See Power-User Techniques for real-world examples. For performance characteristics and when to use specialized tools instead, see Performance Comparisons.


Get Started

→ Quickstart (5 minutes) - Install and run your first commands

→ Tutorial: Basics (30 minutes) - Learn input formats, filtering, and output

→ How-To Guides - Solve specific problems (including debugging)

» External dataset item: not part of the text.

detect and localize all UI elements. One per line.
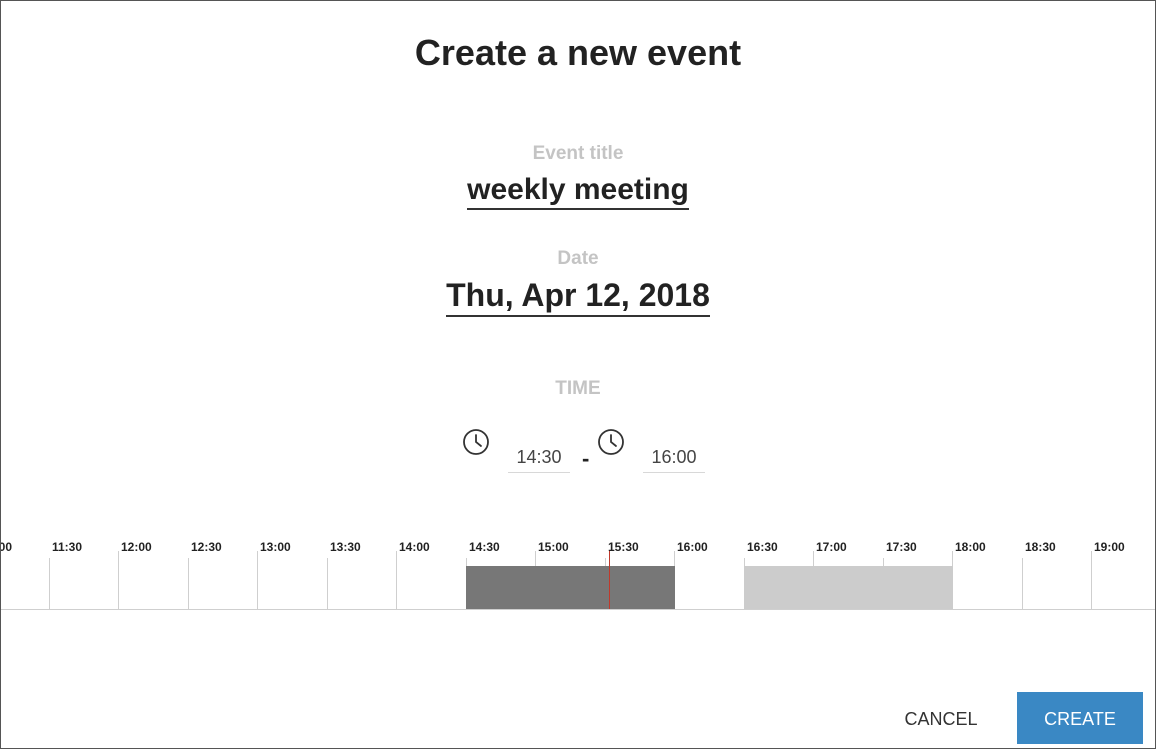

For deeper understanding, see Concepts. For complete reference, see Glossary, Functions, Formats, and CLI options.


License

Kelora is open source software licensed under the MIT License.

Development Approach

Kelora is an experiment in agentic AI development. Claude Code (Sonnet 4.5) and Codex CLI (gpt-5-codex) generate all implementation and tests; I steer requirements but do not write or review code. Validation relies on the automated test suite plus cargo audit and cargo deny, so please inspect the code yourself before relying on it in production and expect the API to evolve until 1.0. This is a spare-time, single-developer project, so support and updates are best-effort.